The historic Old World buds, or, as they are perhaps better known, Mecca Balsam, come from a small evergreen tree ( Commiphora gileadensis, also once called Commiphora opobalsamum ) of the family Burseraceae which belongs to the family of trees used to produce incense. It is native to Africa and Asia and the source of the commercial Balm of Gilead; it is referred to in the Bible in Jer. 8.22. The Ishmaelites from Gilead were bearing balm when they bought Joseph from his brothers.
Balm of Gilead tincture is still in high repute for healing in some countries. The American balm buds (which this product is) is a species of poplar
(Populus candicans or balsaifera ) of the family Salicaceae ( willow family ) which has large balsamic and fragrant buds.
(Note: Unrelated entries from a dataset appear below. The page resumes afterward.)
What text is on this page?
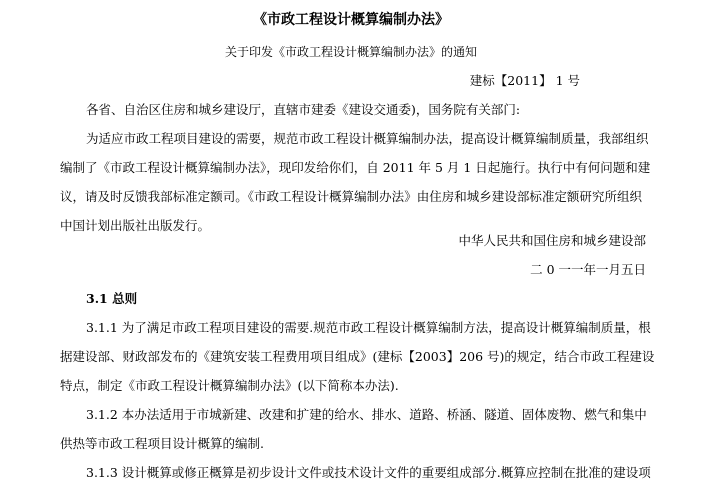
《市政工程设计概算编制办法》
关于印发《市政工程设计概算编制办法》的通知
建标【2011】 1 号
各省、自治区住房和城乡建设厅，直辖市建委《建设交通委)，国务院有关部门:
为适应市政工程项目建设的需要，规范市政工程设计概算编制办法，提高设计概算编制质量，我部组织
编制了《市政工程设计概算编制办法》，现印发给你们，自 2011 年 5 月 1 日起施行。执行中有何问题和建
议，请及时反馈我部标准定额司。《市政工程设计概算编制办法》由住房和城乡建设部标准定额研究所组织
中国计划出版社出版发行。
中华人民共和国住房和城乡建设部
二 0 一一年一月五日
3.1 总则
3.1.1 为了满足市政工程项目建设的需要.规范市政工程设计概算编制方法，提高设计概算编制质量，根
据建设部、财政部发布的《建筑安装工程费用项目组成》(建标【2003】206 号)的规定，结合市政工程建设
特点，制定《市政工程设计概算编制办法》(以下简称本办法).
3.1.2 本办法适用于市城新建、改建和扩建的给水、排水、道路、桥涵、隧道、固体废物、燃气和集中
供热等市政工程项目设计概算的编制.
3.1.3 设计概算或修正概算是初步设计文件或技术设计文件的重要组成部分.概算应控制在批准的建设项
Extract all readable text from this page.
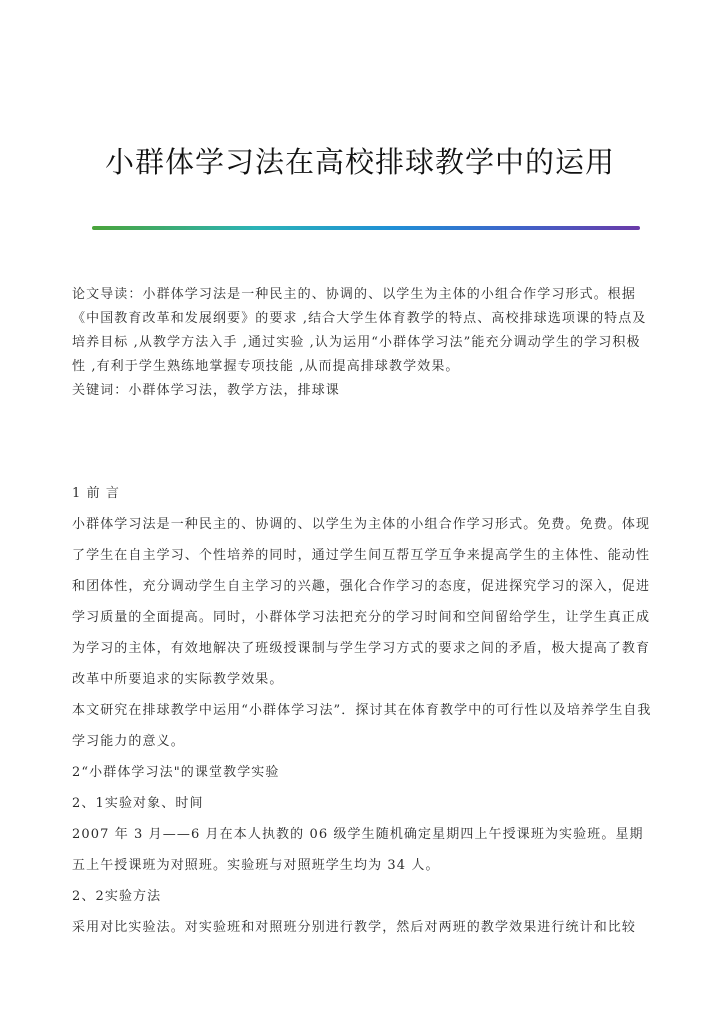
小群体学习法在高校排球教学中的运用

论文导读：小群体学习法是一种民主的、协调的、以学生为主体的小组合作学习形式。根据《中国教育改革和发展纲要》的要求 ,结合大学生体育教学的特点、高校排球选项课的特点及培养目标 ,从教学方法入手 ,通过实验 ,认为运用“小群体学习法”能充分调动学生的学习积极性 ,有利于学生熟练地掌握专项技能 ,从而提高排球教学效果。

关键词：小群体学习法，教学方法，排球课

1 前 言

小群体学习法是一种民主的、协调的、以学生为主体的小组合作学习形式。免费。免费。体现了学生在自主学习、个性培养的同时，通过学生间互帮互学互争来提高学生的主体性、能动性和团体性，充分调动学生自主学习的兴趣，强化合作学习的态度，促进探究学习的深入，促进学习质量的全面提高。同时，小群体学习法把充分的学习时间和空间留给学生，让学生真正成为学习的主体，有效地解决了班级授课制与学生学习方式的要求之间的矛盾，极大提高了教育改革中所要追求的实际教学效果。

本文研究在排球教学中运用“小群体学习法”．探讨其在体育教学中的可行性以及培养学生自我学习能力的意义。

2“小群体学习法"的课堂教学实验

2、1实验对象、时间

2007 年 3 月——6 月在本人执教的 06 级学生随机确定星期四上午授课班为实验班。星期五上午授课班为对照班。实验班与对照班学生均为 34 人。

2、2实验方法

采用对比实验法。对实验班和对照班分别进行教学，然后对两班的教学效果进行统计和比较
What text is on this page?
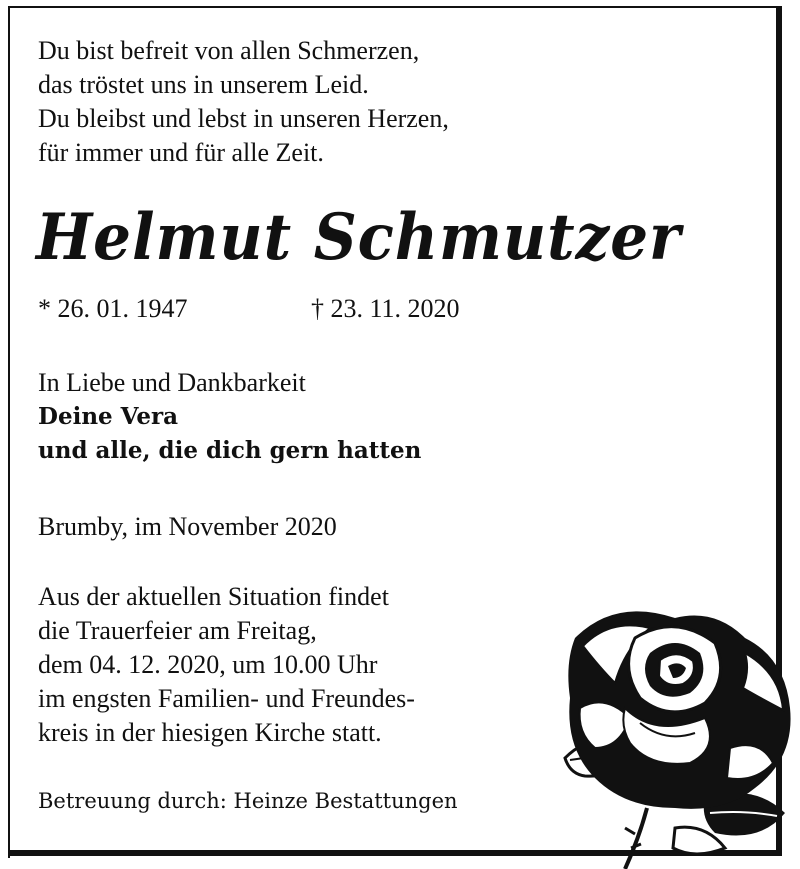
Du bist befreit von allen Schmerzen,
das tröstet uns in unserem Leid.
Du bleibst und lebst in unseren Herzen,
für immer und für alle Zeit.

Helmut Schmutzer

* 26. 01. 1947	† 23. 11. 2020

In Liebe und Dankbarkeit
Deine Vera
und alle, die dich gern hatten

Brumby, im November 2020

Aus der aktuellen Situation findet
die Trauerfeier am Freitag,
dem 04. 12. 2020, um 10.00 Uhr
im engsten Familien- und Freundes-
kreis in der hiesigen Kirche statt.

Betreuung durch: Heinze Bestattungen
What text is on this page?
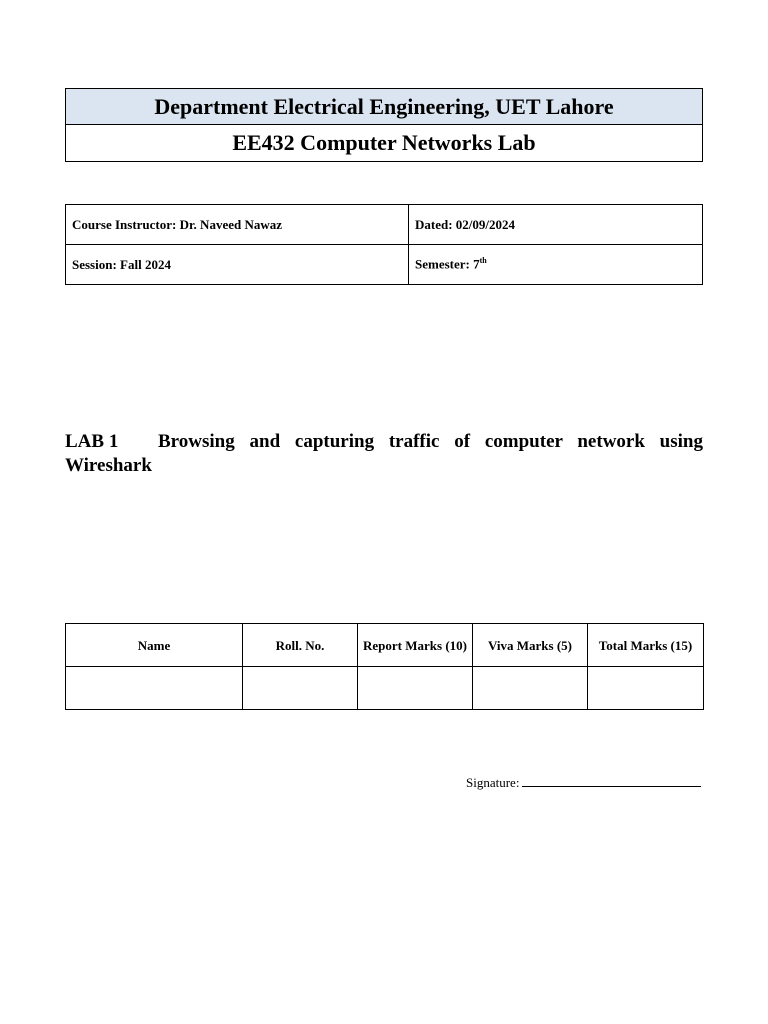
Department Electrical Engineering, UET Lahore
EE432 Computer Networks Lab
Course Instructor: Dr. Naveed Nawaz	Dated: 02/09/2024
Session: Fall 2024	Semester: 7th
LAB 1 Browsing and capturing traffic of computer network using Wireshark
Name	Roll. No.	Report Marks (10)	Viva Marks (5)	Total Marks (15)

Signature:
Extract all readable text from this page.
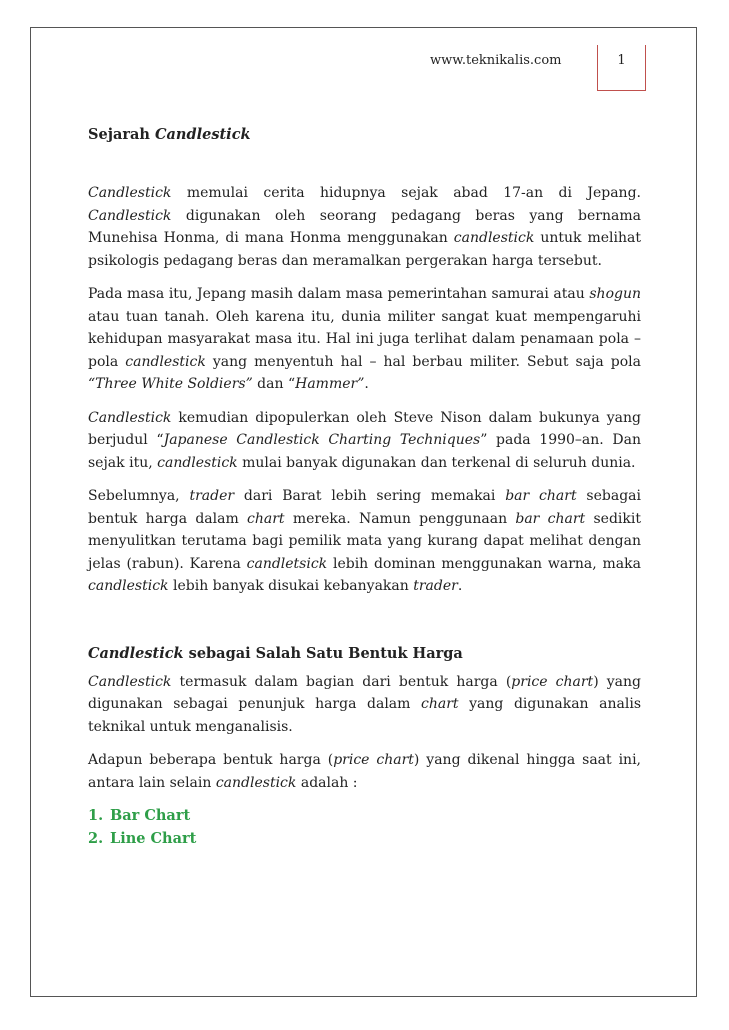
www.teknikalis.com	1
Sejarah Candlestick

Candlestick memulai cerita hidupnya sejak abad 17-an di Jepang. Candlestick digunakan oleh seorang pedagang beras yang bernama Munehisa Honma, di mana Honma menggunakan candlestick untuk melihat psikologis pedagang beras dan meramalkan pergerakan harga tersebut.

Pada masa itu, Jepang masih dalam masa pemerintahan samurai atau shogun atau tuan tanah. Oleh karena itu, dunia militer sangat kuat mempengaruhi kehidupan masyarakat masa itu. Hal ini juga terlihat dalam penamaan pola – pola candlestick yang menyentuh hal – hal berbau militer. Sebut saja pola “Three White Soldiers” dan “Hammer”.

Candlestick kemudian dipopulerkan oleh Steve Nison dalam bukunya yang berjudul “Japanese Candlestick Charting Techniques” pada 1990–an. Dan sejak itu, candlestick mulai banyak digunakan dan terkenal di seluruh dunia.

Sebelumnya, trader dari Barat lebih sering memakai bar chart sebagai bentuk harga dalam chart mereka. Namun penggunaan bar chart sedikit menyulitkan terutama bagi pemilik mata yang kurang dapat melihat dengan jelas (rabun). Karena candletsick lebih dominan menggunakan warna, maka candlestick lebih banyak disukai kebanyakan trader.

Candlestick sebagai Salah Satu Bentuk Harga

Candlestick termasuk dalam bagian dari bentuk harga (price chart) yang digunakan sebagai penunjuk harga dalam chart yang digunakan analis teknikal untuk menganalisis.

Adapun beberapa bentuk harga (price chart) yang dikenal hingga saat ini, antara lain selain candlestick adalah :

1. Bar Chart
2. Line Chart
The tree is seldom seen in the wild but was once and formerly a favourite dooryard tree of the northern states.
Traditional Uses for Balm of Gilead Tincture:-
The buds and the tincture made from them was used in domestic medicine, particularly for urinary tract infections but it is more genuinely used nowadays for its particular fragrance.
This poplar is closely related to, and sometimes considered a variety of, the balsam poplar (P. tacamahaca), which has also been called balm of Gilead and tacamahac. The name balm of Gilead has also been used for the balsam fir and for a herbaceous aromatic, shrubby plant ( Dracocephalum canariense or Cedronella canariensis ) of the family Labiatae ( mint family) native to the Canary Islands and cultivated in parts of the United States.